Lepprince dio las órdenes pertinentes.
– He venido -dijo el comisario- porque creo mi deber tenerle informado de cuanto sucede en relación con… la situación de ustedes.
Al decir ustedes se refería, como entendí, a Lepprince y sus socios. A mí no me había saludado siquiera y mantenía el desdén del primer día, cosa que me afectaba, pero que juzgaba lógica:- en su profesión no cabían las atenciones ni los cumplidos y todo cuanto se interpusiera en su camino (amigos, secretarios, ayudantes y guardaespaldas) lo rechazaba sin miramientos.
– ¿Se refiere a los atentados? -dijo Lepprince-. ¿Hay alguna novedad respecto a la muerte del pobre Savolta?
– A eso me refiero, exactamente.
– Usted dirá, querido Vázquez.
El comisario se demoraba curioseando las vinagreras y leyendo entre dientes la etiqueta de la botella de vino. Me pareció que su displicencia me rebasaba y se hacía extensiva al propio Lepprince.
– Por medio de…, de gentes que colaboran con la policía de un modo indirecto y oficioso he tenido noticia de que se ha desplazado a Barcelona Lucas «el Ciego» -dijo.
– ¿Lucas el qué? -preguntó Lepprince.
– «El Ciego» -repitió el comisario Vázquez.
– ¿Y quién es este personaje tan pintoresco?
– Un pistolero valenciano. Ha trabajado en Bilbao y en Madrid, aunque los informes son confusos al respecto. Ya sabe usted lo que pasa con este tipo de gente: de un bandido hacen un héroe y lo imaginan en todo lugar, como a Dios.

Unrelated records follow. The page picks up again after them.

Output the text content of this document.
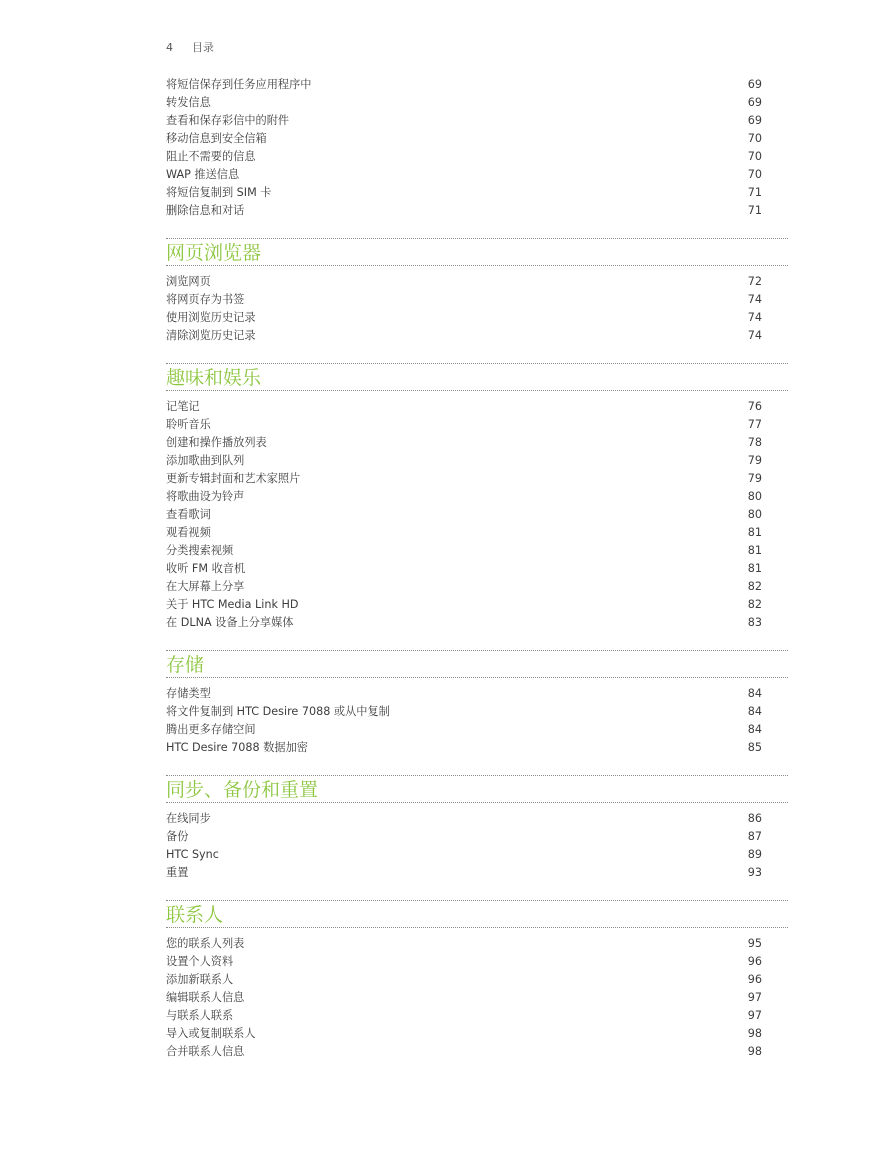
4 目录
将短信保存到任务应用程序中	69
转发信息	69
查看和保存彩信中的附件	69
移动信息到安全信箱	70
阻止不需要的信息	70
WAP 推送信息	70
将短信复制到 SIM 卡	71
删除信息和对话	71
网页浏览器
浏览网页	72
将网页存为书签	74
使用浏览历史记录	74
清除浏览历史记录	74
趣味和娱乐
记笔记	76
聆听音乐	77
创建和操作播放列表	78
添加歌曲到队列	79
更新专辑封面和艺术家照片	79
将歌曲设为铃声	80
查看歌词	80
观看视频	81
分类搜索视频	81
收听 FM 收音机	81
在大屏幕上分享	82
关于 HTC Media Link HD	82
在 DLNA 设备上分享媒体	83
存储
存储类型	84
将文件复制到 HTC Desire 7088 或从中复制	84
腾出更多存储空间	84
HTC Desire 7088 数据加密	85
同步、备份和重置
在线同步	86
备份	87
HTC Sync	89
重置	93
联系人
您的联系人列表	95
设置个人资料	96
添加新联系人	96
编辑联系人信息	97
与联系人联系	97
导入或复制联系人	98
合并联系人信息	98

Una camarera trajo un plato, un juego de cubiertos y una servilleta para el comisario.
– ¿Por qué le llaman «el Ciego»? -preguntó Lepprince.
– Una versión atribuye el apodo al hecho de que, al mirar, entorna los ojos. Otros dicen que su padre fue ciego y cantaba romanzas por los pueblos de la Huerta. Pura leyenda, en mi opinión.
– Él, sin embargo, parece tener la vista fina.
– Como un hilo de acero.
– ¿Fue ese Lucas el que mató a Savolta?
El comisario Vázquez se sirvió un par de dulces y dirigió a su interlocutor una mirada significativa.
– ¿Quién sabe, señor Lepprince, quién sabe?
– Siga contando cosas de su personaje, por favor. Y coma, coma, verá qué dulces más delicados.
– No sé si se da cuenta, señor Lepprince, de que hablo muy en serio. Ese pistolero es un hombre peligroso y viene por ustedes.
– ¿Quiere decir por mí, comisario?
– Dije por ustedes, sin especificar. Si hubiese querido decir por usted, lo habría dicho. Esta misma conversación la mantuve con Claudedeu a primera hora de la mañana.
– ¿Hasta qué punto es peligroso? -dijo Lepprince.
El comisario echó mano al bolsillo y extrajo unas cuartillas que tendió a Lepprince.
– Traigo unas notas apuntadas. Yo mismo las extracté del archivo. Déles un vistazo, aunque, a lo mejor, no entiende mi letra.